Iran utilized two major UK banks to clandestinely transfer funds globally as part of an extensive sanctions-evasion plot.
Documents reviewed by the Financial Times reveal that British front companies, covertly owned by a sanctioned Iranian petrochemicals firm located near Buckingham Palace, held accounts with the banks, Santander and Lloyd’s.
The state-controlled Petrochemical Commercial Company (PCC), a central figure in the scheme, is accused by the US of raising substantial sums for the Iranian Revolutionary Guards Quds Force and collaborating with Russian intelligence to fund Iranian proxy militias. Both PCC and its UK subsidiary, PCC UK, have been subject to US sanctions since November 2018.
Recent disclosures about the sanctions-evasion operation in the heart of London, emerge following the Royal Air Force's participation in US airstrikes against Iranian-backed Houthi rebels in Yemen.
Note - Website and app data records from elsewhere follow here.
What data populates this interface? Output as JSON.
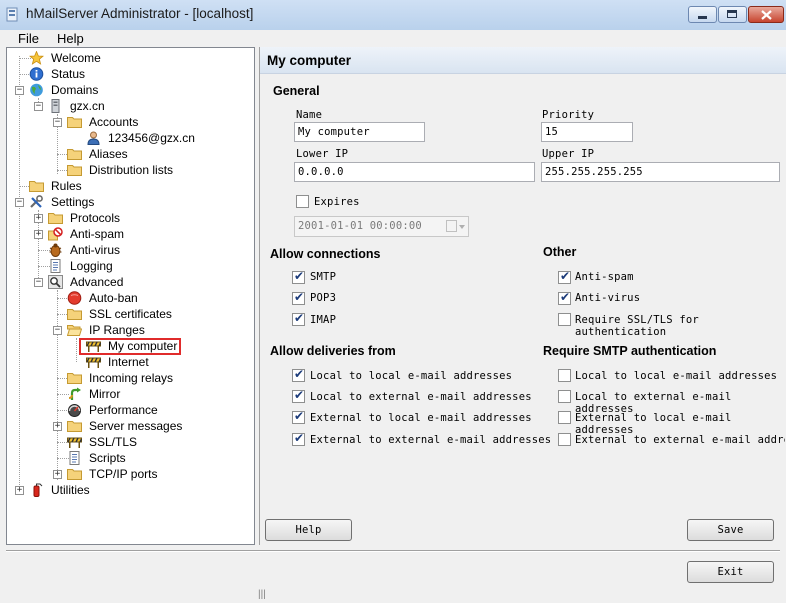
{
  "window": {
    "title": "hMailServer Administrator - [localhost]"
  },
  "menu": {
    "file": "File",
    "help": "Help"
  },
  "tree": {
    "welcome": "Welcome",
    "status": "Status",
    "domains": "Domains",
    "domain": "gzx.cn",
    "accounts": "Accounts",
    "account": "123456@gzx.cn",
    "aliases": "Aliases",
    "distribution_lists": "Distribution lists",
    "rules": "Rules",
    "settings": "Settings",
    "protocols": "Protocols",
    "anti_spam": "Anti-spam",
    "anti_virus": "Anti-virus",
    "logging": "Logging",
    "advanced": "Advanced",
    "auto_ban": "Auto-ban",
    "ssl_certificates": "SSL certificates",
    "ip_ranges": "IP Ranges",
    "my_computer": "My computer",
    "internet": "Internet",
    "incoming_relays": "Incoming relays",
    "mirror": "Mirror",
    "performance": "Performance",
    "server_messages": "Server messages",
    "ssl_tls": "SSL/TLS",
    "scripts": "Scripts",
    "tcpip_ports": "TCP/IP ports",
    "utilities": "Utilities"
  },
  "panel": {
    "title": "My computer",
    "general": "General",
    "name_label": "Name",
    "name_value": "My computer",
    "priority_label": "Priority",
    "priority_value": "15",
    "lower_ip_label": "Lower IP",
    "lower_ip_value": "0.0.0.0",
    "upper_ip_label": "Upper IP",
    "upper_ip_value": "255.255.255.255",
    "expires_label": "Expires",
    "expires_value": "2001-01-01 00:00:00",
    "allow_connections": "Allow connections",
    "smtp": "SMTP",
    "pop3": "POP3",
    "imap": "IMAP",
    "other": "Other",
    "anti_spam": "Anti-spam",
    "anti_virus": "Anti-virus",
    "require_ssl": "Require SSL/TLS for authentication",
    "allow_deliveries": "Allow deliveries from",
    "require_smtp_auth": "Require SMTP authentication",
    "local_to_local": "Local to local e-mail addresses",
    "local_to_external": "Local to external e-mail addresses",
    "external_to_local": "External to local e-mail addresses",
    "external_to_external": "External to external e-mail addresses",
    "help_button": "Help",
    "save_button": "Save"
  },
  "exit_button": "Exit"
}
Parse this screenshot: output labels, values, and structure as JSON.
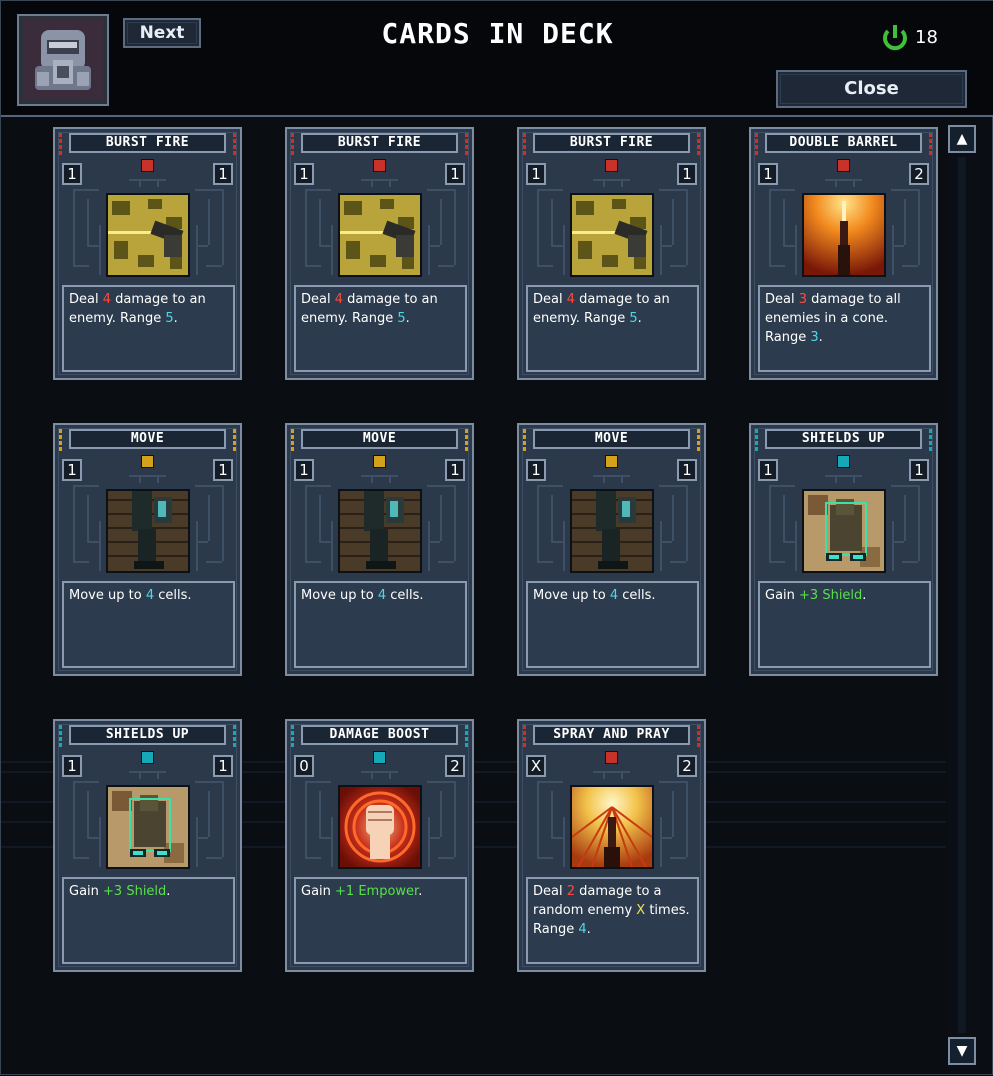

Additionally, both the UK and US have imposed sanctions on what they describe as a "transnational assassinations network" overseen by Iranian intelligence, targeting activists and dissidents, including British residents.
Financial documents scrutinized by the Financial Times indicate that PCC, following its sanctioning by the US, utilized UK-based entities to receive funds from Iranian fronts in China, concealing their true ownership through trustee agreements and nominee directors.
European banks found complicit in breaching US sanctions on Iran have faced significant penalties, with Standard Chartered and UniCredit paying over $1 billion each in fines in 2019.